PROTEUS Sweet love, sweet lines, sweet life!
Here is her hand, the agent of her heart.
Here is her oath for love, her honour’s pawn.
O that our fathers would applaud our loves
To seal our happiness with their consents!
O heavenly Julia!–
ANTONIO How now? What letter are you reading there?
PROTEUS May’t please your lordship, ’tis a word or two
Of commendations sent from Valentine,
Delivered by a friend that came from him. (1.3.45-54)
Proteus has a LETTER—and it’s almost immediately apparent, by the way he’s behaving, that it’s from Julia: sweet love, sweet lines, sweet life! he’s ecstatic, swooning in a welter of alliteration at the mere sight of her handwriting.

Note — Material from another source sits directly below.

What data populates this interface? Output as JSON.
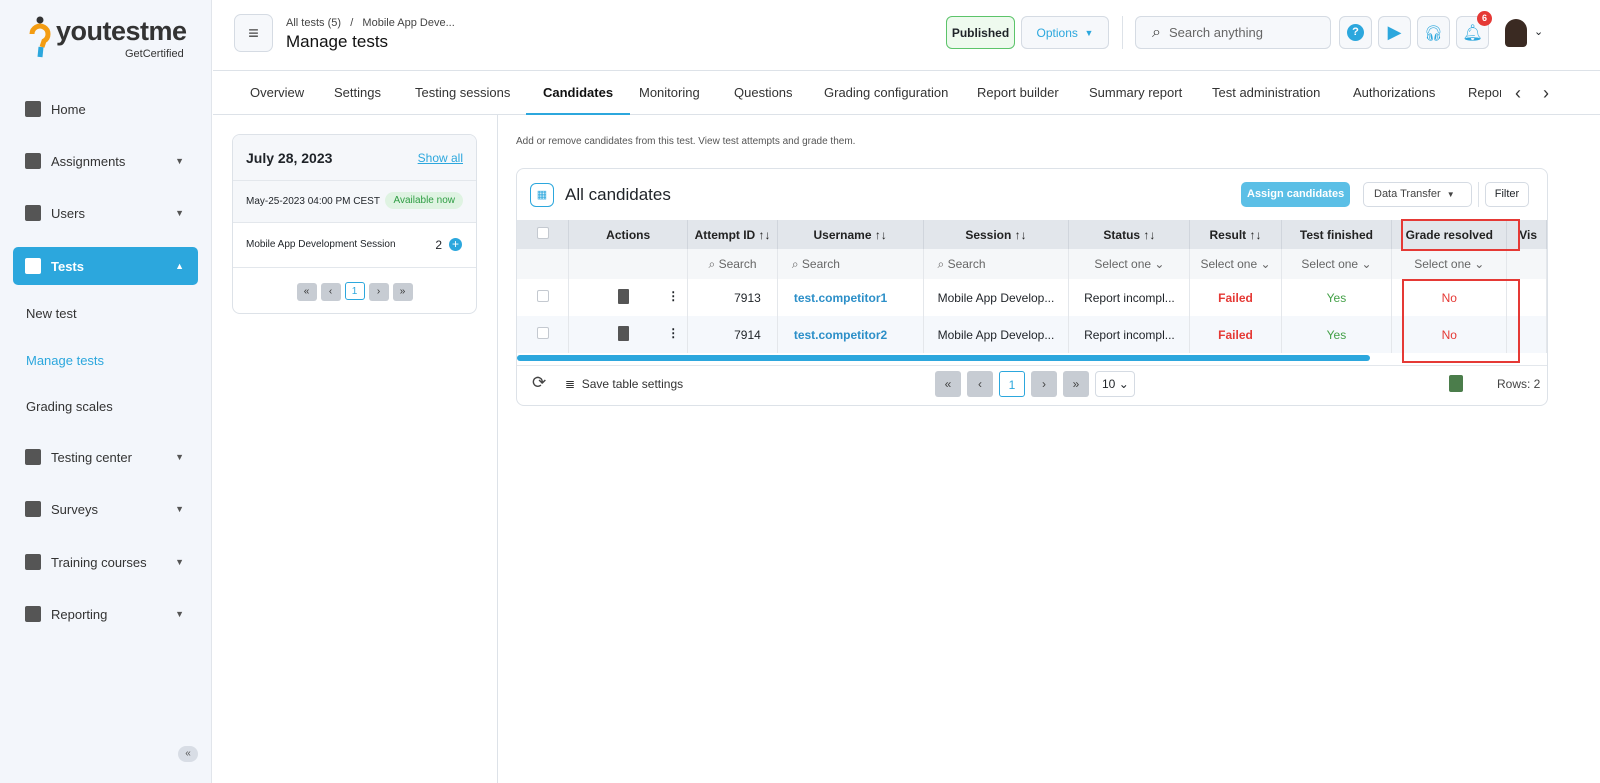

Time has passed since the previous scene, it appears, long enough for Julia to write to Proteus (and for Valentine to be established in Milan)—but in terms of the stage time, it feels immediate and precipitate, too. The letter stands for Julia herself, her feelings, her intentions, and even her body: here is her hand, the agent of her heart. He means handwriting, but—as so often with this conceit in early modern contexts—it’s as if she’s reaching out to touch him, even to take and hold his hand in a contract or betrothal, because here is her oath for love, her honour’s pawn. She feels the same way! She’s swearing that she will be his! She’s pledging her honour! It’s a deal!

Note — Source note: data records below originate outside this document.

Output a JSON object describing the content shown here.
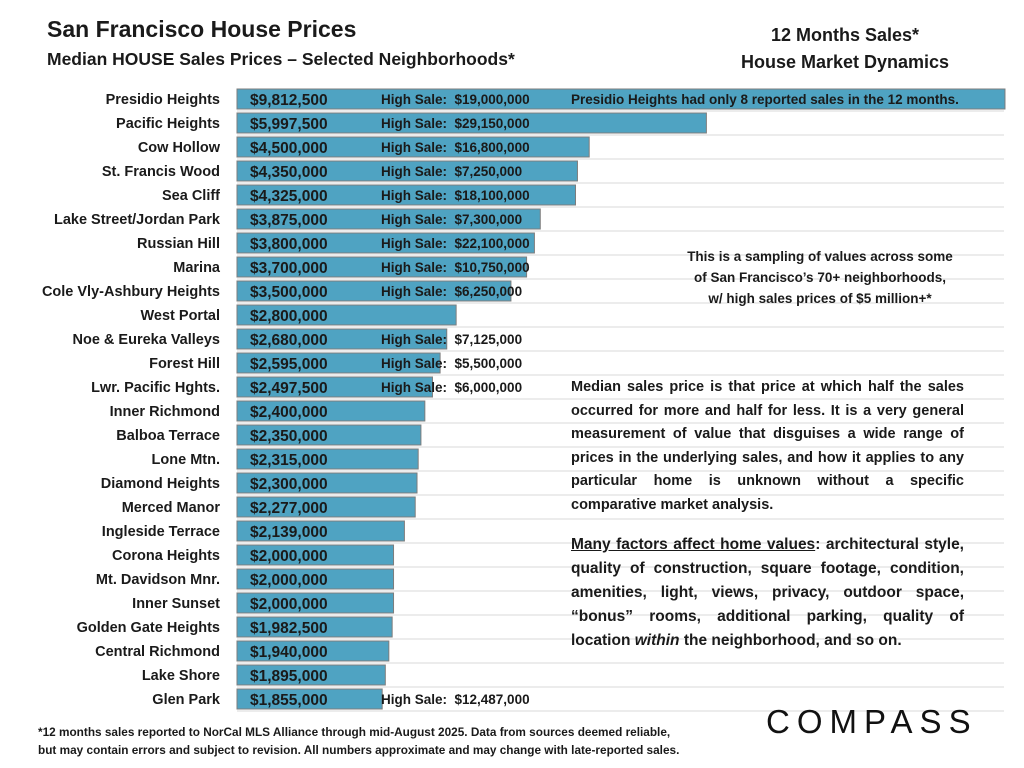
{
  "header": {
    "title": "San Francisco House Prices",
    "subtitle": "Median HOUSE Sales Prices – Selected Neighborhoods*",
    "right_line1": "12 Months Sales*",
    "right_line2": "House Market Dynamics"
  },
  "colors": {
    "bar_fill": "#4fa3c2",
    "bar_stroke": "#7d7d7d",
    "text": "#1a1a1a",
    "grid": "#d9d9d9"
  },
  "chart_data": {
    "type": "bar",
    "orientation": "horizontal",
    "title": "Median HOUSE Sales Prices – Selected Neighborhoods*",
    "xlabel": "",
    "ylabel": "",
    "xlim": [
      0,
      9800000
    ],
    "grid": true,
    "categories": [
      "Presidio Heights",
      "Pacific Heights",
      "Cow Hollow",
      "St. Francis Wood",
      "Sea Cliff",
      "Lake Street/Jordan Park",
      "Russian Hill",
      "Marina",
      "Cole Vly-Ashbury Heights",
      "West Portal",
      "Noe & Eureka Valleys",
      "Forest Hill",
      "Lwr. Pacific Hghts.",
      "Inner Richmond",
      "Balboa Terrace",
      "Lone Mtn.",
      "Diamond Heights",
      "Merced Manor",
      "Ingleside Terrace",
      "Corona Heights",
      "Mt. Davidson Mnr.",
      "Inner Sunset",
      "Golden Gate Heights",
      "Central Richmond",
      "Lake Shore",
      "Glen Park"
    ],
    "values": [
      9812500,
      5997500,
      4500000,
      4350000,
      4325000,
      3875000,
      3800000,
      3700000,
      3500000,
      2800000,
      2680000,
      2595000,
      2497500,
      2400000,
      2350000,
      2315000,
      2300000,
      2277000,
      2139000,
      2000000,
      2000000,
      2000000,
      1982500,
      1940000,
      1895000,
      1855000
    ],
    "value_labels": [
      "$9,812,500",
      "$5,997,500",
      "$4,500,000",
      "$4,350,000",
      "$4,325,000",
      "$3,875,000",
      "$3,800,000",
      "$3,700,000",
      "$3,500,000",
      "$2,800,000",
      "$2,680,000",
      "$2,595,000",
      "$2,497,500",
      "$2,400,000",
      "$2,350,000",
      "$2,315,000",
      "$2,300,000",
      "$2,277,000",
      "$2,139,000",
      "$2,000,000",
      "$2,000,000",
      "$2,000,000",
      "$1,982,500",
      "$1,940,000",
      "$1,895,000",
      "$1,855,000"
    ],
    "high_sale_labels": [
      "High Sale:  $19,000,000",
      "High Sale:  $29,150,000",
      "High Sale:  $16,800,000",
      "High Sale:  $7,250,000",
      "High Sale:  $18,100,000",
      "High Sale:  $7,300,000",
      "High Sale:  $22,100,000",
      "High Sale:  $10,750,000",
      "High Sale:  $6,250,000",
      "",
      "High Sale:  $7,125,000",
      "High Sale:  $5,500,000",
      "High Sale:  $6,000,000",
      "",
      "",
      "",
      "",
      "",
      "",
      "",
      "",
      "",
      "",
      "",
      "",
      "High Sale:  $12,487,000"
    ],
    "annotations": [
      "Presidio Heights had only 8 reported sales in the 12 months."
    ]
  },
  "notes": {
    "sampling_lines": [
      "This is a sampling of values across some",
      "of San Francisco’s 70+ neighborhoods,",
      "w/ high sales prices of $5 million+*"
    ],
    "median": "Median sales price is that price at which half the sales occurred for more and half for less. It is a very general measurement of value that disguises a wide range of prices in the underlying sales, and how it applies to any particular home is unknown without a specific comparative market analysis.",
    "factors_lead": "Many factors affect home values",
    "factors_mid": ": architectural style, quality of construction, square footage, condition, amenities, light, views, privacy, outdoor space, “bonus” rooms, additional parking, quality of location ",
    "factors_em": "within",
    "factors_tail": " the neighborhood, and so on."
  },
  "footer": {
    "line1": "*12 months sales reported to NorCal MLS Alliance through mid-August 2025. Data from sources deemed reliable,",
    "line2": "but may contain errors and subject to revision. All numbers approximate and may change with late-reported sales.",
    "logo": "COMPASS"
  }
}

BUT: O that our fathers would applaud our loves to seal our happiness with their consents! Is there a problem? Is there Family Opposition? (Obviously unclear at this stage; it’s difficult to read this without prior knowledge of R&J. But, especially if Proteus and Julia are being played very young, it’s also in keeping with their idealised, romantic vision of what it might mean to be in love, giving an added piquancy and danger, the spice of risk, if their fathers are even thought to be opposed, to this or indeed any relationship.) The question of consent in marriage was a live one; as in Romeo and Juliet—where it’s much more extreme—conflict could emerge when the couple freely consented to the marriage but their parents opposed it, because parental consent wasn’t usually necessary (provided the couple weren’t minors)—the couple would then potentially be falling into sin by being disobedient and so not honouring their parents, even as their projected marriage was entirely lawful.
O heavenly Julia! Proteus rhapsodises to himself, not yet catching sight of his father and his father’s friend. But Dad interrupts: how now? what’s going on? what letter are you reading there? (Another letter that, like Proteus’s own to Julia, isn’t read aloud.) And Proteus is immediately smooth, and also a liar; no consternation or prevarication at all, it seems, before he replies—very politely—that may’t please your lordship, ’tis a word of two of commendations sent from Valentine, delivered by a friend that came from him. Just a note from my mate Valentine, by hand from one of our mutuals. That’s all. Nothing to see here. Totally normal.